B Frames to be of any use require 6 frames at 33ms each, that is 200ms, a
quarter of a second, but on play back you need all of the frames in the set
from i frame to i frame to get make the reference frames work, this is
typically 1-3 seconds.

-Brandon Wirtz SMPTE Voting Committee Member for the ratification of H.264 and VC-1 standards.

------
DrRandell
Could be any number of things. If the camera is analog then sync is carried on
the "green" channel. That's why most video imperfections are green. I would
need more information on the camera and camera system

------
mertd
My guess is that those particular scanlines were being read out at the
instance of the impact, which momentarily flexed the circuitry and caused
funny things.

------
Luc
Could the green line correspond to the moment the camera was hit, and the next
'closer' image show the rebounding of the puck?

------
graeham
Looking at image No. 28 (after green line), the image is considerably darker
and more pixelated than No. 26 and previous. The green line could be artifact
from an auto-contrast or auto-focus.

------
kineticfocus
It seems to be a problem with raw sensor information prior to encoding,
otherwise I figure there would be more blocky image corruption.

Frame 0-26: Puck Flying

Frame 27: Impact g force shorts capacitor (usually rated for ~10g), scanline
loses chroma until circuit at proper threshold again.
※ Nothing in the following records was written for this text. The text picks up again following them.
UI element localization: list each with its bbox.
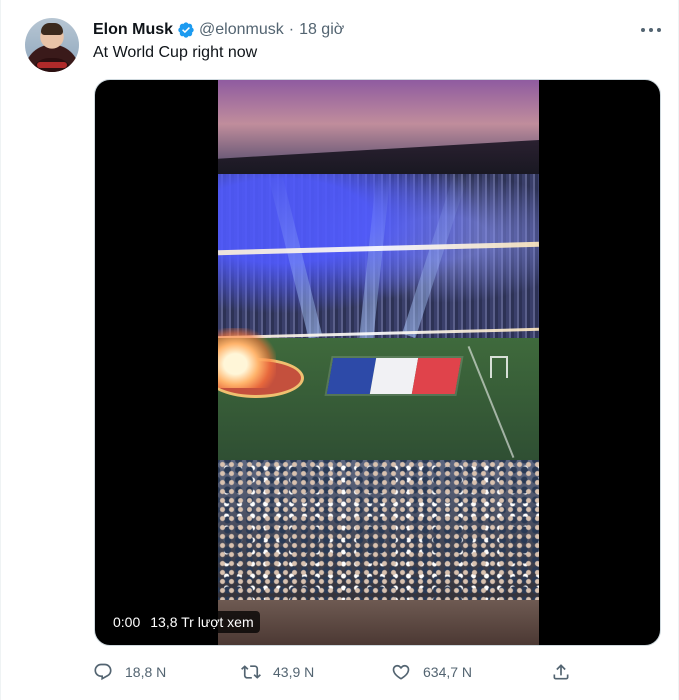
more-horizontal-icon[interactable] [641,22,661,38]
avatar-shirt [31,58,73,72]
share-icon [553,664,569,680]
separator-dot: · [288,21,295,38]
more-dot [649,28,653,32]
goal-post [490,356,508,378]
retweet-button[interactable]: 43,9 N [241,660,314,684]
reply-button[interactable]: 18,8 N [93,660,166,684]
flag-red-stripe [412,358,462,394]
tweet-text: At World Cup right now [93,44,258,61]
reply-icon [94,663,112,681]
avatar[interactable] [25,18,79,72]
flag-white-stripe [369,358,419,394]
tweet-card[interactable]: Elon Musk @elonmusk · 18 giờ At World Cu… [0,0,679,700]
retweet-icon [241,665,261,679]
video-info-overlay: 0:00 13,8 Tr lượt xem [107,611,260,633]
front-railing [218,600,539,645]
avatar-hair [41,23,63,35]
like-count: 634,7 N [423,664,473,680]
video-current-time: 0:00 [113,614,141,630]
author-handle[interactable]: @elonmusk [199,21,284,39]
heart-icon [392,664,410,680]
more-dot [657,28,661,32]
flag-blue-stripe [326,358,376,394]
verified-badge-icon [178,22,194,38]
tweet-header: Elon Musk @elonmusk · 18 giờ [93,19,344,41]
retweet-count: 43,9 N [273,664,315,680]
tweet-timestamp[interactable]: 18 giờ [299,21,344,39]
tweet-actions: 18,8 N 43,9 N 634,7 N [93,660,573,684]
pyrotechnics [218,328,276,388]
more-dot [641,28,645,32]
video-view-count: 13,8 Tr lượt xem [150,614,254,630]
author-name[interactable]: Elon Musk [93,21,173,39]
reply-count: 18,8 N [125,664,167,680]
like-button[interactable]: 634,7 N [391,660,472,684]
share-button[interactable] [551,660,571,684]
french-flag [326,358,462,394]
video-frame[interactable] [218,80,539,645]
video-player[interactable]: 0:00 13,8 Tr lượt xem [94,79,661,646]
Frame 28: Frame dims b/c of occlusion from puck, and collision likely turns
glass into a negative meniscus lens.

Frame 29->: Officially an inelastic collision. Time to get a new camera

------
larrys
To add to rampant speculation without enough details my theory would be that
it's some kind of a light reflection artifact off the puck corresponding at
the exact moment of the camera scan lines and frequency.

------
ubersoldat2k7
The camera shit its pants!